From Winston Churchill’s ‘Finest hour’ speech to the British House of Commons, June 18th, 1940
On the surface, Barcelona is in many ways an archetypal 21st-century city with a multicultural population and streets filled with innovation. However, lying below ground in different parts of the city are refugis aeris, public air raid shelters, constructed during the Spanish Civil War. They bear testament to the years between 1937 and 1939, when Barcelona became one of the first cities in the world whose civilian population was targeted for attacks, despite the fact that the fighting of the war was taking place elsewhere.
When Churchill spoke the words quoted above, he was referring to the imminent danger of bombing attacks on British cities by the German air force, and singled Barcelona out not only for the fact it was an early victim of urbicide (killing of a city), but also because the response of its citizens to this threat was proactive and practical, with many people working together to construct the air raid shelters that saved thousands of lives.
Air raids started on Barcelona on March 16th 1937, at 10.08pm. With front-line fighting still nowhere near the city, Barcelona’s war until then was largely characterised by shortages of food and other goods, the arrival of refugees from elsewhere in Spain and the movement of soldiers to the front. All this changed when planes of Franco’s Fascist allies, Italy and Germany, began dropping their bombs on the city. For them, Barcelona and other Spanish cities like Guernica presented an opportunity to test the strategy of attacking civilians, and the Italians sent a plane equipped with a camera to capture images of the results.
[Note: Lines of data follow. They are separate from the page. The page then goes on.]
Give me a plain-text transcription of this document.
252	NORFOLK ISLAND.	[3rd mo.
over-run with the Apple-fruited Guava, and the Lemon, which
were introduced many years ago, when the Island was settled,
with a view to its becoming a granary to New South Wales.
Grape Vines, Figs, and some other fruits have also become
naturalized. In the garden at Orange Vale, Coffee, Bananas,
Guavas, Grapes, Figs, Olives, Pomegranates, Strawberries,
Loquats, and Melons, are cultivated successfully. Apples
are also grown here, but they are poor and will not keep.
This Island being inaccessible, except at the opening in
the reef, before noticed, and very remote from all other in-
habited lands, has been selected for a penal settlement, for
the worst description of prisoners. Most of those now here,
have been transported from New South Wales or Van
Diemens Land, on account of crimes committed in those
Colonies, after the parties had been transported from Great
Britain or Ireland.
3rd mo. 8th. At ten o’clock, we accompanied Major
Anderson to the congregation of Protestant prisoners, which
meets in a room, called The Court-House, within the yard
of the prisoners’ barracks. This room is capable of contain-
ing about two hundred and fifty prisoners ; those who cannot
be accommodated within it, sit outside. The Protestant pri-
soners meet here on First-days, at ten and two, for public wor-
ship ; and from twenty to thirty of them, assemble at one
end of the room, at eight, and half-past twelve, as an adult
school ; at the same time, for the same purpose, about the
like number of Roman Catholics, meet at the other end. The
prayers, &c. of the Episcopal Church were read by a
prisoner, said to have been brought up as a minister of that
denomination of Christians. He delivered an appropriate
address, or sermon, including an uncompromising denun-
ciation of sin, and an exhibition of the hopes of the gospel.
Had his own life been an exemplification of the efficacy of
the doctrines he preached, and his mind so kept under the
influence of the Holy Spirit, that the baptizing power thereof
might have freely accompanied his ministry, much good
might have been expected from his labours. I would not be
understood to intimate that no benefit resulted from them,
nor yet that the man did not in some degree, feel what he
Testament, too, to the newness of the air raids is the fact that in the early days, when the planes flew overhead, people went out on the streets to see what was happening. But this quickly changed. Instead, the people of Barcelona took matters into their own hands, constructing many of the city’s 1,300-1,400 air raid shelters, and neighbourhood associations such as festa major organisers moved into action to manage the building of the underground refugis. Some funds were provided by the city council and Generalitat, and engineers provided the designs, in particular one Ramón Perera, now credited as the principal architect of Barcelona’s shelters. The actual building work, however, was done by the elderly, women and children who made up much of the local population by that point. One eyewitness, Josep Roig, interviewed for a 2006 TV3 documentary on Perera recounted, “It was a general and fast phenomenon. In four days, we built 1,200 shelters!”